Уходящие из города - Галаган Эмилия
– У тебя все педофилы – американцы, Влад. Хотя нет – у тебя все американцы или педофилы, или просто педики. Ты – нацик.
– А ты долдонишь одно и то же, как будто думаешь меня задеть. Вот твоему отцу моя книга…
– Отец не читает.
На один из своих дней рождения Андрей, которому тогда исполнилось двадцать пять или двадцать шесть – тот возраст, когда дни рождения еще немного радуют, хотя уже начинают напрягать, – пригласил Влада в гости на семейное застолье.

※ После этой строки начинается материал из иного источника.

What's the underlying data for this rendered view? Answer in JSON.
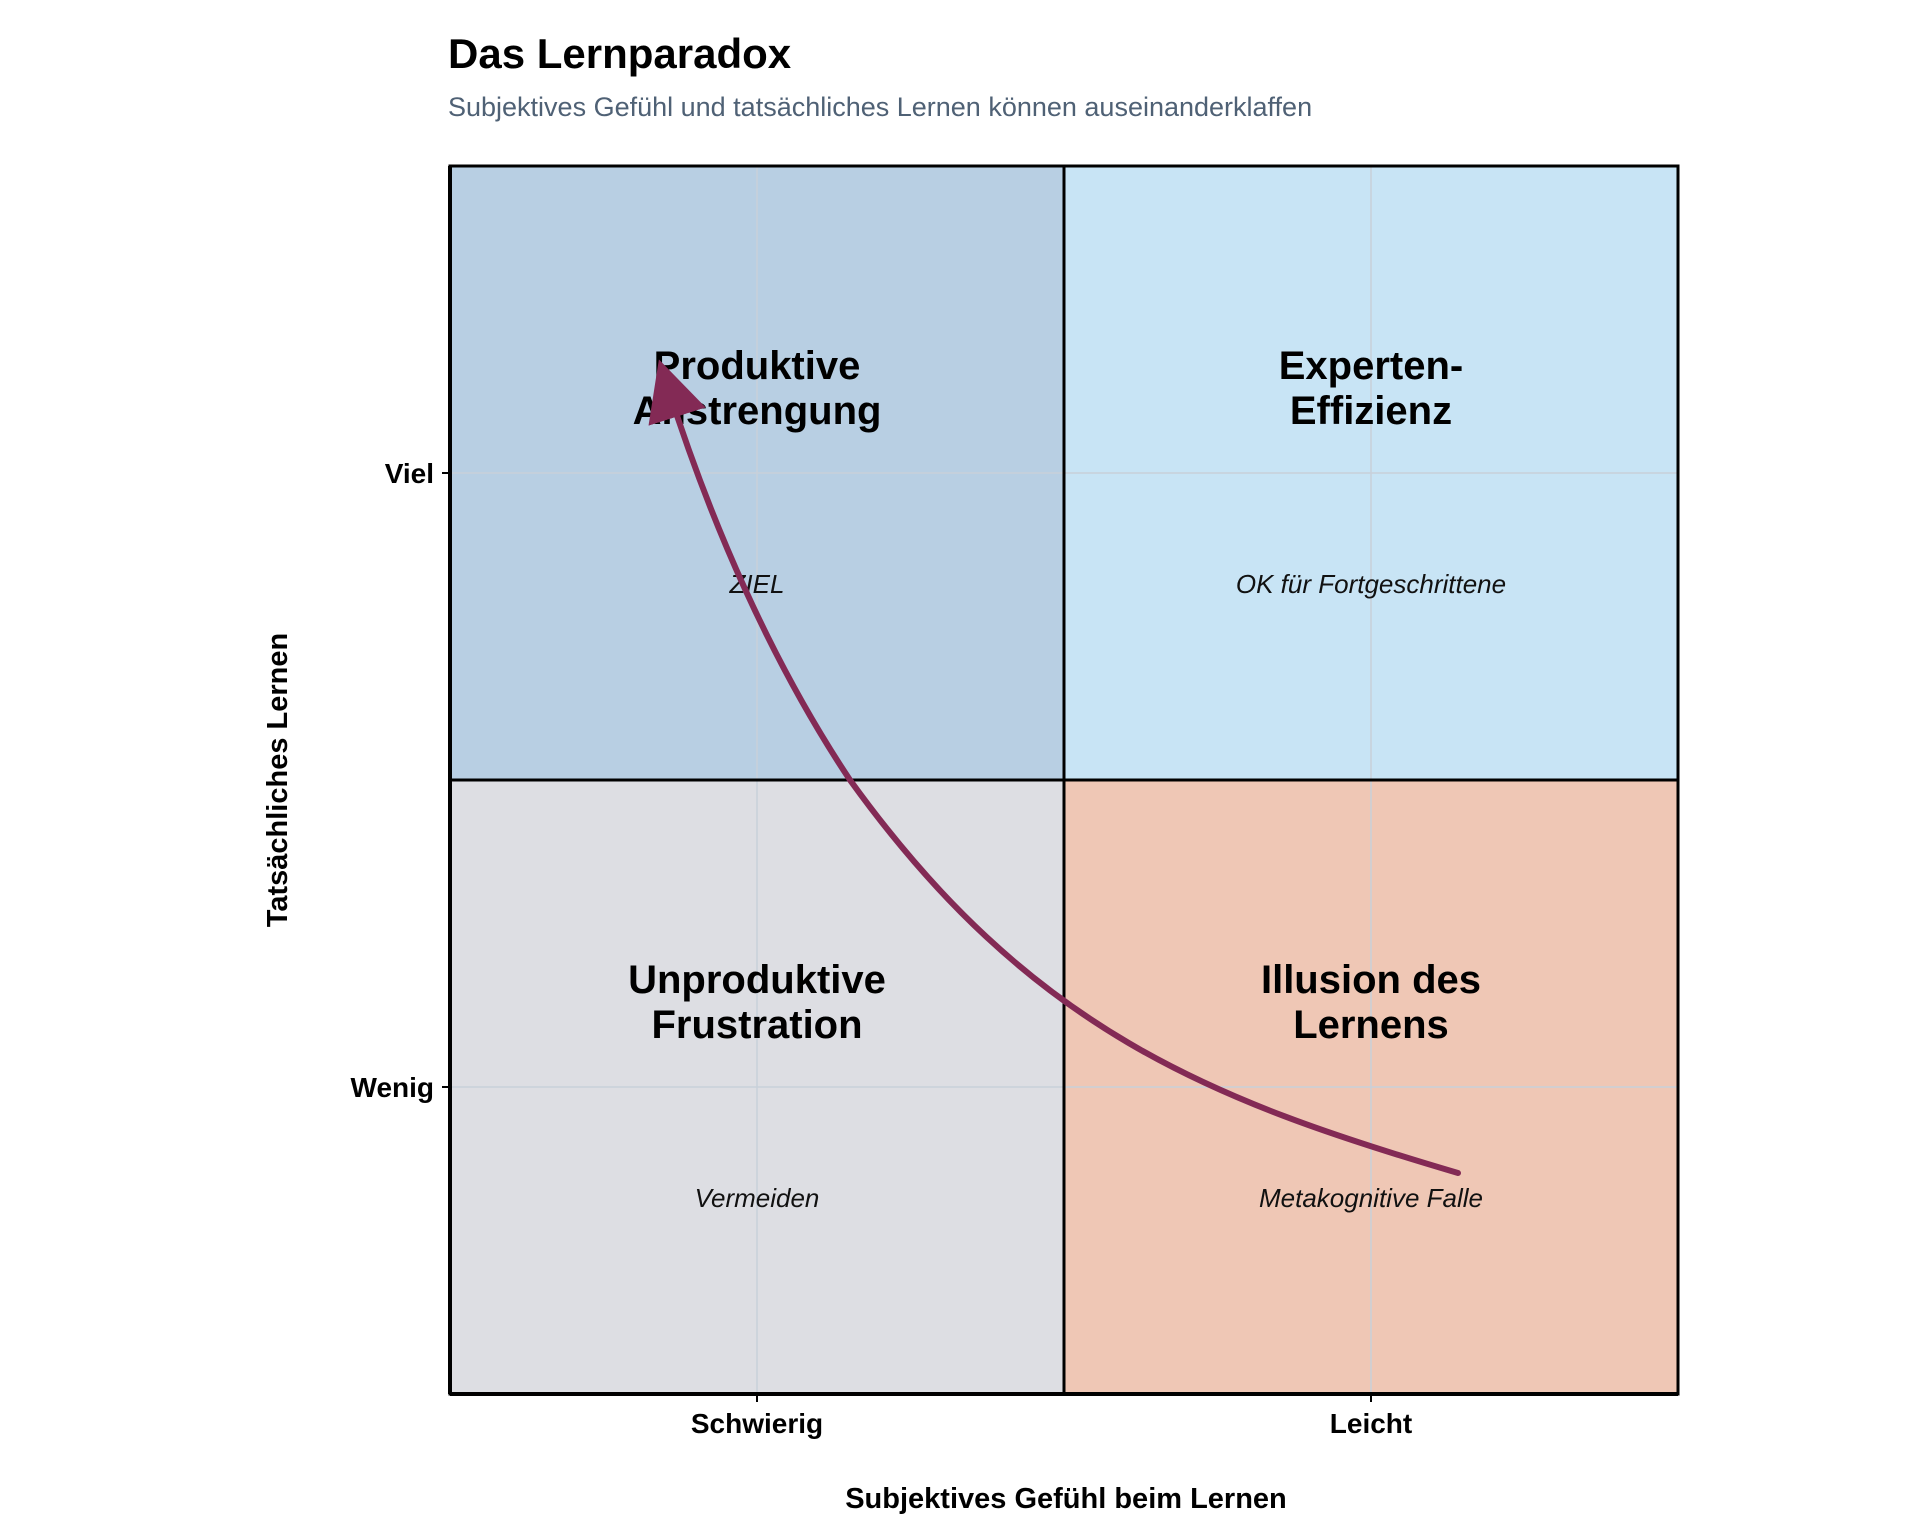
{
  "title": "Das Lernparadox",
  "subtitle": "Subjektives Gefühl und tatsächliches Lernen können auseinanderklaffen",
  "chart": {
    "x_axis_label": "Subjektives Gefühl beim Lernen",
    "y_axis_label": "Tatsächliches Lernen",
    "x_ticks": [
      "Schwierig",
      "Leicht"
    ],
    "y_ticks": [
      "Viel",
      "Wenig"
    ],
    "quadrants": [
      {
        "id": "top-left",
        "title_lines": [
          "Produktive",
          "Anstrengung"
        ],
        "note": "ZIEL",
        "color": "#b8cfe3"
      },
      {
        "id": "top-right",
        "title_lines": [
          "Experten-",
          "Effizienz"
        ],
        "note": "OK für Fortgeschrittene",
        "color": "#c8e4f5"
      },
      {
        "id": "bottom-left",
        "title_lines": [
          "Unproduktive",
          "Frustration"
        ],
        "note": "Vermeiden",
        "color": "#dddee3"
      },
      {
        "id": "bottom-right",
        "title_lines": [
          "Illusion des",
          "Lernens"
        ],
        "note": "Metakognitive Falle",
        "color": "#efc7b5"
      }
    ],
    "arrow_color": "#832a55",
    "grid_color": "#c8d0da",
    "border_color": "#000000"
  }
}
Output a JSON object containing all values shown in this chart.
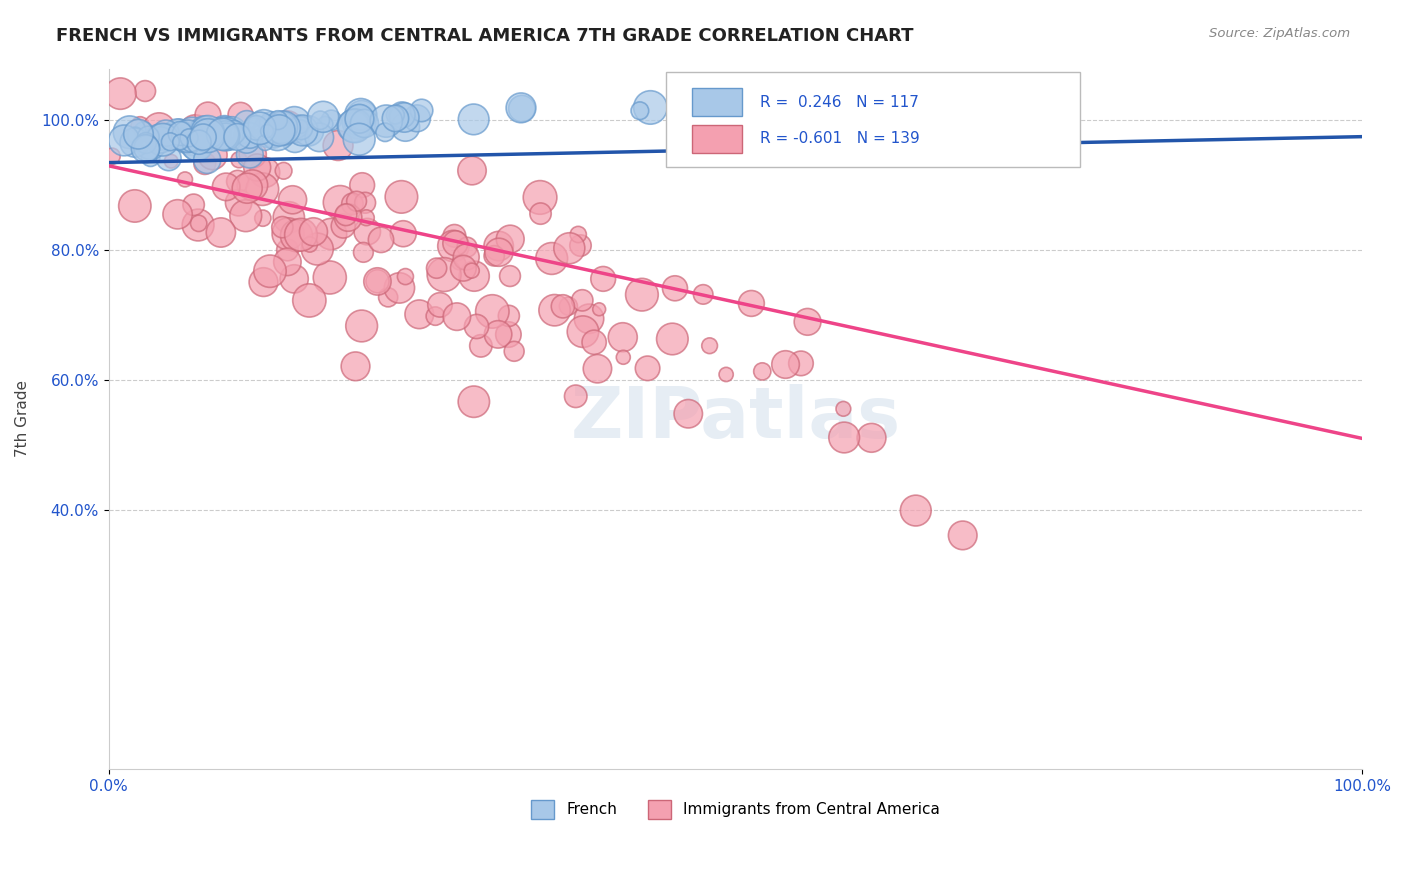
{
  "title": "FRENCH VS IMMIGRANTS FROM CENTRAL AMERICA 7TH GRADE CORRELATION CHART",
  "source": "Source: ZipAtlas.com",
  "xlabel": "",
  "ylabel": "7th Grade",
  "xlim": [
    0.0,
    1.0
  ],
  "ylim": [
    0.0,
    1.0
  ],
  "xtick_labels": [
    "0.0%",
    "100.0%"
  ],
  "ytick_labels": [
    "40.0%",
    "60.0%",
    "80.0%",
    "100.0%"
  ],
  "french_R": 0.246,
  "french_N": 117,
  "immig_R": -0.601,
  "immig_N": 139,
  "french_color": "#a8c8e8",
  "french_edge": "#6699cc",
  "immig_color": "#f4a0b0",
  "immig_edge": "#cc6677",
  "french_line_color": "#2255aa",
  "immig_line_color": "#ee4488",
  "title_fontsize": 13,
  "watermark": "ZIPatlas",
  "background_color": "#ffffff",
  "legend_box_color_french": "#a8c8e8",
  "legend_box_color_immig": "#f4a0b0"
}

Влад немного припозднился. Когда он пришел, отец Андрея был уже слегка подшофе, но не злой, а веселый. Такой классный бодрый батя. (С точки зрения Влада, живой батя – это уже немало.) Балагурил, анекдоты травил – развлекал народ. Мать Андрея всегда казалась Владу блеклой, говорила мало, будто слова экономила, как продукты в девяностые. Ну что с нее взять – православная, весь дом заставлен иконами, святые смотрят со стен тоскливо-осуждающе. Под таким взглядом не так-то просто пить, но Андреев батя наловчился: привык, видать. Ленка, сестра Андрея, смешная малявка, тогда бунтовала: постриглась коротко, покрасилась в синий, серьгу в нос вдела. Было видно, что с матерью у нее давний конфликт. При этом Куйнашевы были очень дружными, все праздники отмечали вместе и сохраняли какую-то особую сплоченность, которая и делает семью семьей. Как это работало, Влад не имел ни малейшего представления, но тихонько завидовал другу.
Андреев батя, пьянея, все говорил и говорил – об армии, о дисциплине, о том, что только так становятся мужчинами… И о войне.
– Я видел такое… видел! Людей без голов, головы без людей… Такое! А ты, трус мелкий…
– Пап, у Андрея дэ рэ! – Ленка протянула отцу бутерброд с колбасой. – Закусывай, пожалуйста. Еда есть.
– Такое видел!.. Женщин мертвых. Беременных!
– Дима! – сказала Андреева мать тихо, но с восклицательным знаком. (Жалко, что на письме нет знака, которым можно это обозначить; иногда Влад думал, что здорово было бы иметь восклицательные знаки разной высоты для передачи разной громкости эмоций и даже восклицательные знаки наоборот, перевернутые, обозначающие немой крик.)
– Вот не пошел Андрюха по моим стопам, не пошел родину защищать… не захотел… Что ему родина? Что ему это слово – Россия?
– Ешь, Владик, не сиди как сиротка! – снова влезла Ленка. – Папка, хоть и выступает, а в рот успевает забрасывать. И ты не зевай.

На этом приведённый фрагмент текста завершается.